新幹線特集はここ数年、バラエティ番組で鉄板企画となっており、NHKや民放でもドクターイエローの潜入企画は何度かありましたが、いずれもゴールデンタイムの番組ばかり。深夜枠での登場は極めて異例で、『タモリ電車クラブ』(※番組内で発足。会員は鉄道好き芸能人たち)の有終の美を飾る企画としてピッタリでした」(テレビ情報誌記者)
タモリ倶楽部は1982年にスタートし、放送期間は実に41年。当日の放送はJR東海の全面協力だったが、同社の“変節”に関係者は驚きを隠さない。

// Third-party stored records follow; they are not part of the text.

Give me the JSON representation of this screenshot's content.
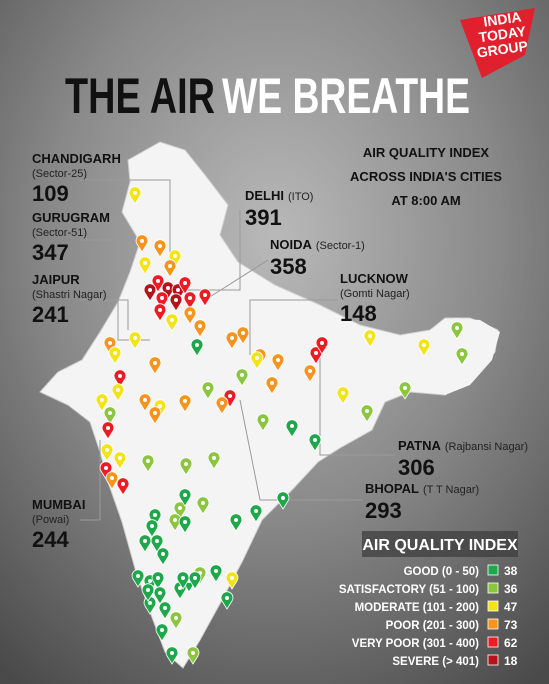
{
  "logo": {
    "lines": [
      "INDIA",
      "TODAY",
      "GROUP"
    ]
  },
  "title": {
    "part1": "THE AIR",
    "part2": "WE BREATHE"
  },
  "subtitle": [
    "AIR QUALITY INDEX",
    "ACROSS INDIA'S CITIES",
    "AT 8:00 AM"
  ],
  "callouts": [
    {
      "city": "CHANDIGARH",
      "location": "(Sector-25)",
      "aqi": 109
    },
    {
      "city": "GURUGRAM",
      "location": "(Sector-51)",
      "aqi": 347
    },
    {
      "city": "JAIPUR",
      "location": "(Shastri Nagar)",
      "aqi": 241
    },
    {
      "city": "DELHI",
      "location": "(ITO)",
      "aqi": 391
    },
    {
      "city": "NOIDA",
      "location": "(Sector-1)",
      "aqi": 358
    },
    {
      "city": "LUCKNOW",
      "location": "(Gomti Nagar)",
      "aqi": 148
    },
    {
      "city": "PATNA",
      "location": "(Rajbansi Nagar)",
      "aqi": 306
    },
    {
      "city": "BHOPAL",
      "location": "(T T Nagar)",
      "aqi": 293
    },
    {
      "city": "MUMBAI",
      "location": "(Powai)",
      "aqi": 244
    }
  ],
  "legend": {
    "title": "AIR QUALITY INDEX",
    "items": [
      {
        "label": "GOOD (0 - 50)",
        "color": "#1ea84b",
        "count": 38
      },
      {
        "label": "SATISFACTORY (51 - 100)",
        "color": "#8cc63f",
        "count": 36
      },
      {
        "label": "MODERATE (101 - 200)",
        "color": "#f2e31b",
        "count": 47
      },
      {
        "label": "POOR (201 - 300)",
        "color": "#f7941d",
        "count": 73
      },
      {
        "label": "VERY POOR (301 - 400)",
        "color": "#ed1c24",
        "count": 62
      },
      {
        "label": "SEVERE (> 401)",
        "color": "#b5121b",
        "count": 18
      }
    ]
  }
}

「ドクターイエローは、JR東海の収益の大半を稼ぐ新幹線を支える最高機密。運行スケジュールは公にされず、停車中も窓の日除けは降ろされたままで、詳細はベールに包まれていますが、近年、ドクターイエローの存在が世間に広く知られるようになり、情報が小出しされるようになってきました。その背景に、同社が社運をかけるリニア工事の停滞があるのは間違いありません。
JR東海はもともとメディアに対して無愛想で、キツイ言い方をすれば高飛車。国鉄は1987年に分割民営化して6つの会社になりましたが、超ドル箱の東海道新幹線を持つJR東海は、“我々がJRの中心である”という意識が強く、プライドの高さは相当なものです。なんせ社名は『東海』なのに、英語では『Central Japan Railway』を名乗るほどですから。リニアの建設費はどんどん膨らみ、総額10兆円に達するとの予測もありますが、JR東海は自前で作ることに拘っています。
ところが、静岡県の川勝知事が県内の工事にストップを掛け、2027年の開業は絶望的な状況になりました。このまま超ビッグプロジェクトの進捗が遅れれば、会社が傾きかねません。そこで、“早くリニアを”という機運を盛り上げるべく、メディアへの愛想が良くなっているのが現状です」(ビジネス誌記者)
リニアの建設に反対しているのは、ほぼ静岡県だけ。周りからプレッシャーをかけて工事を進めようという腹づもりのようだが、メディア側もこれを断る理由はない。
「マスコミ各社が一番大事なのは視聴者や読者ですが、同じぐらい大事なのがスポンサー。JR東海の広告宣伝費は莫大で、各社に大量出稿しており、テレビも雑誌もJR東海に足を向けて寝られないような状況です。テレビならCM、雑誌なら広告を入れて、なんとか報道に手心を加えてもらえるようにマスコミ懐柔策を行っているのです。ここ数年はテレビでも頻繁に『JR東海全面協力』という番組を見かけるようになりました。
ただ、静岡県との関係がここまでこじれてしまったのは、JR東海がずっと静岡を軽視し、工事に対して県民が抱える不安について、誠実に対応してこなかったツケが一気に噴出したという見方もあります。世論工作をするのも結構ですが、反対している静岡県の知事や県民に対して、丁寧に不安を取り除く作業を行うのが本筋でしょう」(同上)
タモリが「早くリニアに乗りたいね」とでも言ってくれれば影響力は絶大だろうが、静岡県的には「できなくていいとも!」かもしれない。